Nottingham born and bred, Vicky McClure is a BAFTA award-winning actress, best known for her role as Lol Jenkins in Shane Meadows’ This Is England. We got down to this year’s Industry Week at Confetti to hear her story, and to reminisce about the times we interviewed her in the past...
Growing up in Wollaton, Vicky joined the Central Television Workshop – now The Television Workshop – aged eleven. “Being in Workshop for ten years was the best training I ever could have had,” she says. And when a young Shane Meadows turned up, our Vicky bagged herself the role of Ladine in A Room for Romeo Brass in 1999; her big break, so to speak. “I was so nervous,” she says, “but [Shane] saw something in me and gave me the job, and it was amazing.”
Mr Meadows was clearly impressed by Vicky’s performance, as he went on to cast her as Lol, one of the central characters of his cult-classic film, This Is England, and to say she’s come a long way since then would be an understatement. “This Is England basically put me where I am,” Vicky states.

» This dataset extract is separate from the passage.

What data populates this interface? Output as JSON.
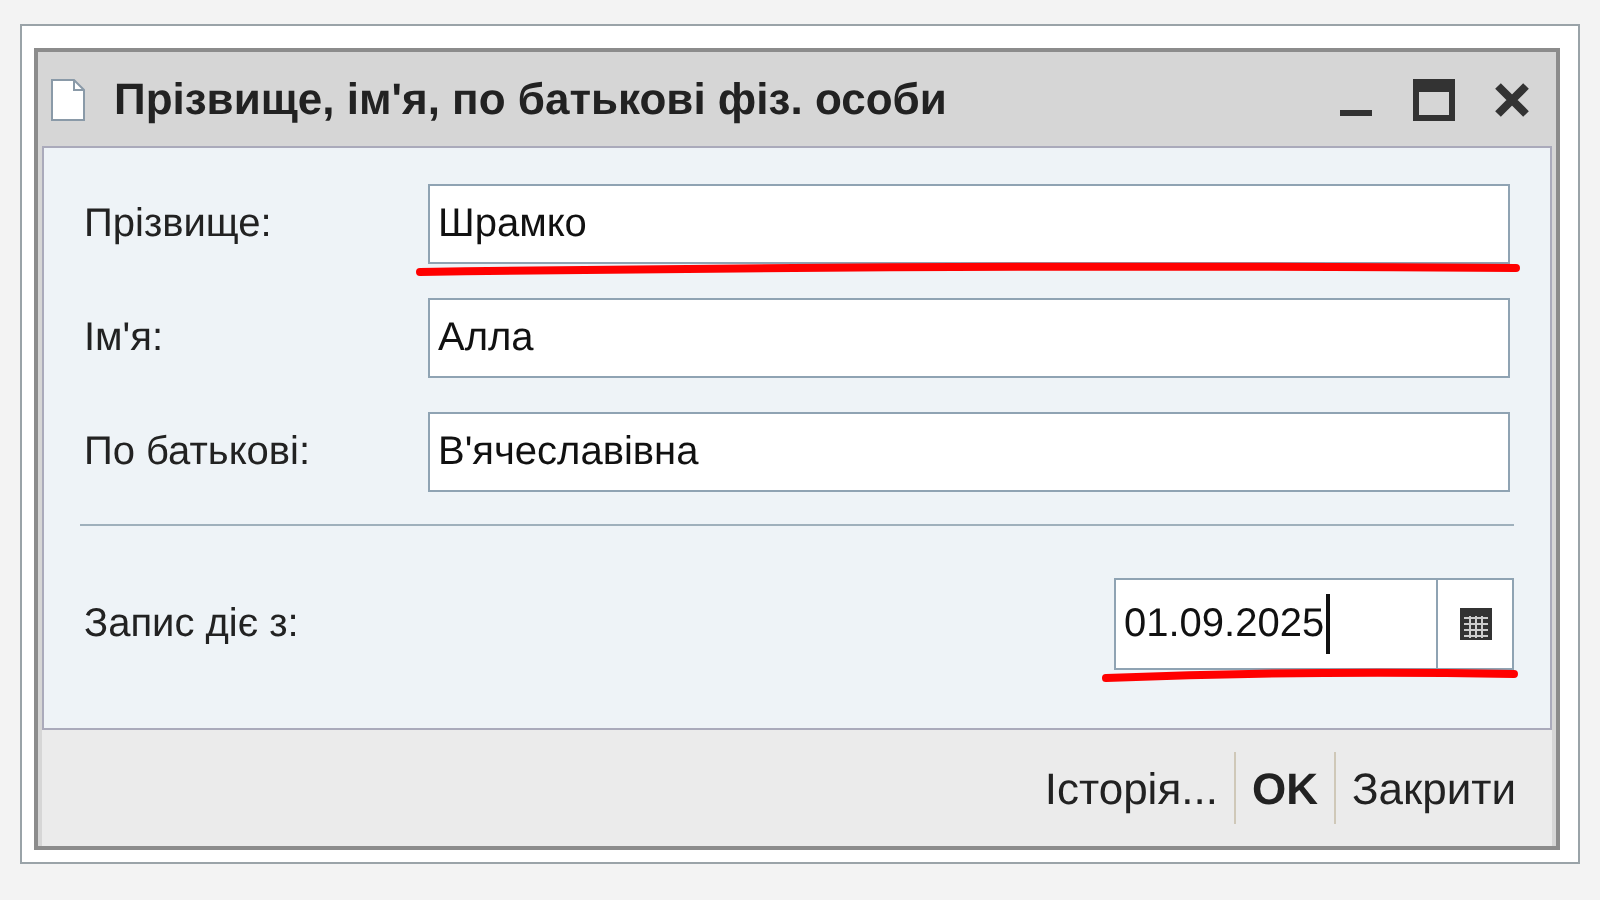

Back in March 2007, LeftLion caught up with Vicky on the eve of the film’s release, and she spoke about the panic she felt when she first realised she’d have to shave her hair off to play Lol: “We were in this pub when Shane said to me ‘This character I’m thinking of for you is a real rough, skinhead type of girl,’ and I just thought, ‘Yeah, whatever.’ I didn’t think anything of it, and then it clicked that I’d have to actually shave it. The night before, I woke up in a cold sweat, panicking.”
Largely improvised, This Is England is loved not only for its gritty storyline and relatable characters, but for the realistic dialogue that drives the story. “Because we did so much improvisation at Workshop, it’s just something I was used to,” Vicky reveals. “It’s like pretending as a kid, you know; we all did it, but you just get to do it with a really incredible group of people around you.”

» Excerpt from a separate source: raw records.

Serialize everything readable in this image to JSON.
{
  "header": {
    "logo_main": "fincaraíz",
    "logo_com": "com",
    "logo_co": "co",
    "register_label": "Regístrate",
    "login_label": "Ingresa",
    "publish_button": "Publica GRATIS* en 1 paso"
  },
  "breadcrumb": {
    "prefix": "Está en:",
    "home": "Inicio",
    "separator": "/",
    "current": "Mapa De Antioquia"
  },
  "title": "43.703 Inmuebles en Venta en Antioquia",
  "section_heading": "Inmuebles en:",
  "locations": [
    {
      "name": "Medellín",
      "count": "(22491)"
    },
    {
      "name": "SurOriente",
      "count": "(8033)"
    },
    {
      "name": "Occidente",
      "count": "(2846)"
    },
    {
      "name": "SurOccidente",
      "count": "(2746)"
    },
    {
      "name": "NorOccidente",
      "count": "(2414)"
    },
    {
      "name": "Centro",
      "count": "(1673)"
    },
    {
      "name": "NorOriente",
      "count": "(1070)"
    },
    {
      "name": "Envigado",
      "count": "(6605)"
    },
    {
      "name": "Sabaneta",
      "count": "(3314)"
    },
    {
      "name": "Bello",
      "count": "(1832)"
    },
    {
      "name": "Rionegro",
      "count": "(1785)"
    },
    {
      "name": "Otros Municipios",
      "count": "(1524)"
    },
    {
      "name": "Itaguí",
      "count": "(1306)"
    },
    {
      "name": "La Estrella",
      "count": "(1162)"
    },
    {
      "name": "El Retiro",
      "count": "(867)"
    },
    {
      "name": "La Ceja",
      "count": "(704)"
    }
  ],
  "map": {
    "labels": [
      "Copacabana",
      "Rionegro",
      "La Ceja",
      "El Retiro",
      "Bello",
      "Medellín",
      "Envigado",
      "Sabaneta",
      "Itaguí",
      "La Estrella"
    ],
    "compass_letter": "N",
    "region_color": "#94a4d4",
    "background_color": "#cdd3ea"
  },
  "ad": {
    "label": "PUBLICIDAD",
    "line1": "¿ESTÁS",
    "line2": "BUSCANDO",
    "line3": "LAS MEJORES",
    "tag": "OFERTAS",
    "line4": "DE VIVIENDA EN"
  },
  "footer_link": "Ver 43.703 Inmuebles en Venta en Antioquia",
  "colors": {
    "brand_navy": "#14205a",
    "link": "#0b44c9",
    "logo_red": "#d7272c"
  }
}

Following the success of This Is England, Vicky went on to star in all three Channel 4 mini-series: This Is England '86, This Is England '88, and This Is England '90. Not one to shy away from hard work, she grafted to deliver a truthful performance as the beloved character. “I had to take myself and Lol into a separate place to make it feel as real as it possibly could, to do it justice,” she explains. And it paid off. “We made something special, and I’m really proud of it.”

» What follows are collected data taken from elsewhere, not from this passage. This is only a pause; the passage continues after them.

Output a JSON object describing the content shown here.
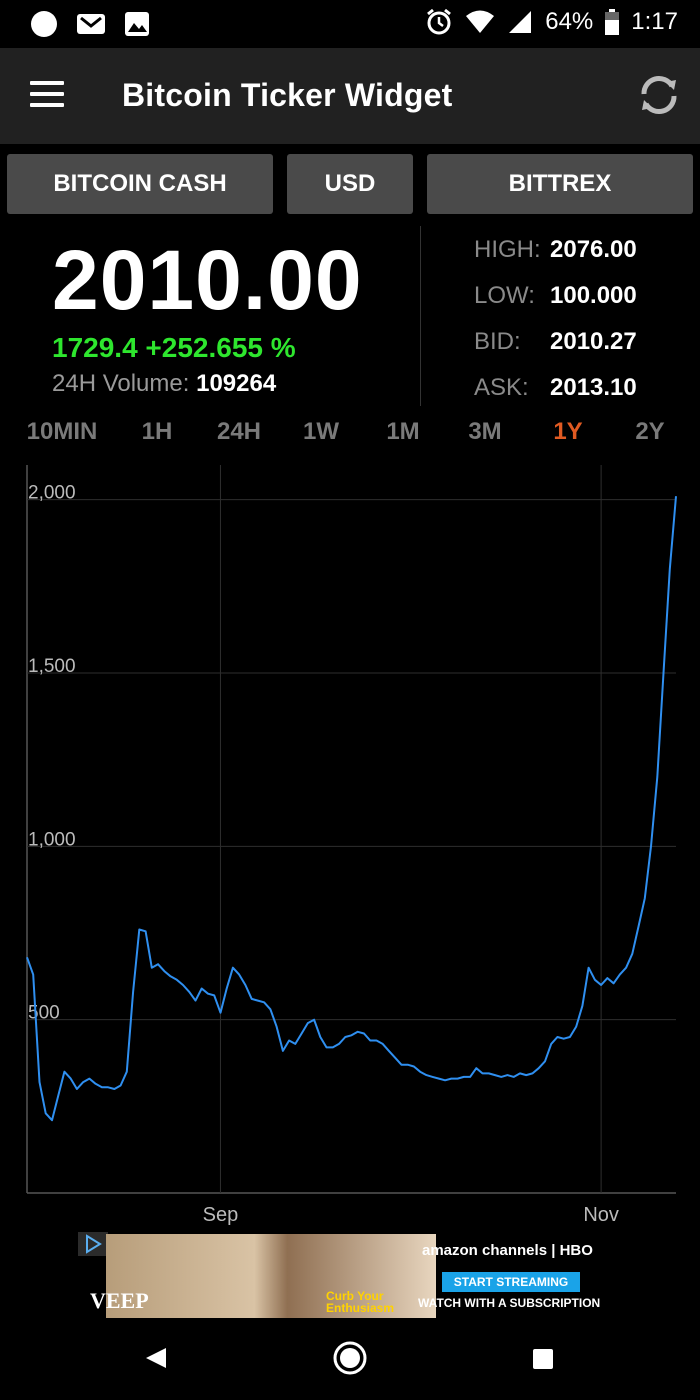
{
  "status_bar": {
    "battery": "64%",
    "time": "1:17"
  },
  "app": {
    "title": "Bitcoin Ticker Widget"
  },
  "selectors": {
    "coin": "BITCOIN CASH",
    "currency": "USD",
    "exchange": "BITTREX"
  },
  "ticker": {
    "price": "2010.00",
    "change": "1729.4 +252.655 %",
    "volume_label": "24H Volume:",
    "volume_value": "109264",
    "high_label": "HIGH:",
    "high_value": "2076.00",
    "low_label": "LOW:",
    "low_value": "100.000",
    "bid_label": "BID:",
    "bid_value": "2010.27",
    "ask_label": "ASK:",
    "ask_value": "2013.10"
  },
  "ranges": [
    "10MIN",
    "1H",
    "24H",
    "1W",
    "1M",
    "3M",
    "1Y",
    "2Y"
  ],
  "active_range": "1Y",
  "colors": {
    "accent": "#e05a22",
    "positive": "#2ee62e",
    "line": "#2f8ff0",
    "button": "#4a4a4a",
    "appbar": "#212121"
  },
  "ad": {
    "show1": "VEEP",
    "show2_line1": "Curb Your",
    "show2_line2": "Enthusiasm",
    "brand": "amazon channels  |  HBO",
    "cta": "START STREAMING",
    "tagline": "WATCH WITH A SUBSCRIPTION"
  },
  "chart_data": {
    "type": "line",
    "ylim": [
      0,
      2100
    ],
    "y_ticks": [
      500,
      1000,
      1500,
      2000
    ],
    "y_tick_labels": [
      "500",
      "1,000",
      "1,500",
      "2,000"
    ],
    "x_labels": [
      "Sep",
      "Nov"
    ],
    "grid": true,
    "series": [
      {
        "x": [
          "2017-08-01",
          "2017-08-02",
          "2017-08-03",
          "2017-08-04",
          "2017-08-05",
          "2017-08-06",
          "2017-08-07",
          "2017-08-08",
          "2017-08-09",
          "2017-08-10",
          "2017-08-11",
          "2017-08-12",
          "2017-08-13",
          "2017-08-14",
          "2017-08-15",
          "2017-08-16",
          "2017-08-17",
          "2017-08-18",
          "2017-08-19",
          "2017-08-20",
          "2017-08-21",
          "2017-08-22",
          "2017-08-23",
          "2017-08-24",
          "2017-08-25",
          "2017-08-26",
          "2017-08-27",
          "2017-08-28",
          "2017-08-29",
          "2017-08-30",
          "2017-08-31",
          "2017-09-01",
          "2017-09-02",
          "2017-09-03",
          "2017-09-04",
          "2017-09-05",
          "2017-09-06",
          "2017-09-07",
          "2017-09-08",
          "2017-09-09",
          "2017-09-10",
          "2017-09-11",
          "2017-09-12",
          "2017-09-13",
          "2017-09-14",
          "2017-09-15",
          "2017-09-16",
          "2017-09-17",
          "2017-09-18",
          "2017-09-19",
          "2017-09-20",
          "2017-09-21",
          "2017-09-22",
          "2017-09-23",
          "2017-09-24",
          "2017-09-25",
          "2017-09-26",
          "2017-09-27",
          "2017-09-28",
          "2017-09-29",
          "2017-09-30",
          "2017-10-01",
          "2017-10-02",
          "2017-10-03",
          "2017-10-04",
          "2017-10-05",
          "2017-10-06",
          "2017-10-07",
          "2017-10-08",
          "2017-10-09",
          "2017-10-10",
          "2017-10-11",
          "2017-10-12",
          "2017-10-13",
          "2017-10-14",
          "2017-10-15",
          "2017-10-16",
          "2017-10-17",
          "2017-10-18",
          "2017-10-19",
          "2017-10-20",
          "2017-10-21",
          "2017-10-22",
          "2017-10-23",
          "2017-10-24",
          "2017-10-25",
          "2017-10-26",
          "2017-10-27",
          "2017-10-28",
          "2017-10-29",
          "2017-10-30",
          "2017-10-31",
          "2017-11-01",
          "2017-11-02",
          "2017-11-03",
          "2017-11-04",
          "2017-11-05",
          "2017-11-06",
          "2017-11-07",
          "2017-11-08",
          "2017-11-09",
          "2017-11-10",
          "2017-11-11",
          "2017-11-12",
          "2017-11-13"
        ],
        "values": [
          680,
          630,
          320,
          230,
          210,
          280,
          350,
          330,
          300,
          320,
          330,
          315,
          305,
          305,
          300,
          310,
          350,
          580,
          760,
          755,
          650,
          660,
          640,
          625,
          615,
          600,
          580,
          555,
          590,
          575,
          570,
          520,
          590,
          650,
          630,
          600,
          560,
          555,
          550,
          530,
          480,
          410,
          440,
          430,
          460,
          490,
          500,
          450,
          420,
          420,
          430,
          450,
          455,
          465,
          460,
          440,
          440,
          430,
          410,
          390,
          370,
          370,
          365,
          350,
          340,
          335,
          330,
          325,
          330,
          330,
          335,
          335,
          360,
          345,
          345,
          340,
          335,
          340,
          335,
          345,
          340,
          345,
          360,
          380,
          430,
          450,
          445,
          450,
          480,
          540,
          650,
          615,
          600,
          620,
          605,
          630,
          650,
          690,
          770,
          850,
          1000,
          1200,
          1500,
          1800,
          2010
        ]
      }
    ]
  }
}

The Notts lass has been majorly successful, winning both the Royal Television Society Award and BAFTA Television Award for Best Actress for her portrayal of Lol in This is England '86. It was a proud moment for Nottingham, and of course, for Vicky herself. “What I loved about winning that BAFTA is that no one knew me at all,” she says. “I never expected it, I just felt really proud that I’d even been considered.”
Despite the awards, and regular television appearances in shows like Line of Duty and Broadchurch, Vicky remains as humble as ever, surprising herself with her success: “It’s just these pinch-yourself moments when you’re at work, and you think ‘This is my job now.’ I’m so lucky that’s the case.”
Passionate about her city and the people in it, the Wollaton-born lass is determined to make the industry more accessible to all, herself having to forego a place at the Italia Conti Academy when her family couldn’t afford the required tuition fees. “I know that we’ll be losing a lot of great talent because some people haven’t got the funds to be able to join certain drama schools or get to certain auditions,” says Vicky. “It’s not fair. Here in Notts, we’re surrounded by brilliant, talented people and a great city that supports them. I really want to encourage people from Nottingham to get into the acting industry.”
Regardless of the fancy red carpet events, the BAFTA awards and her regular spot on prime-time telly, our Vicky has stayed true to her roots. She’s a Notts girl through and through, and can still be spotted with her partner, Jonny Owen, at Notts County games. “I live in Nottingham, and I live the same way I did before I had a career because I thrive off reality. I thrive off nipping to the shops and going to a friend’s. I thrive off all those things because that’s what makes me me, and it keeps me grounded.”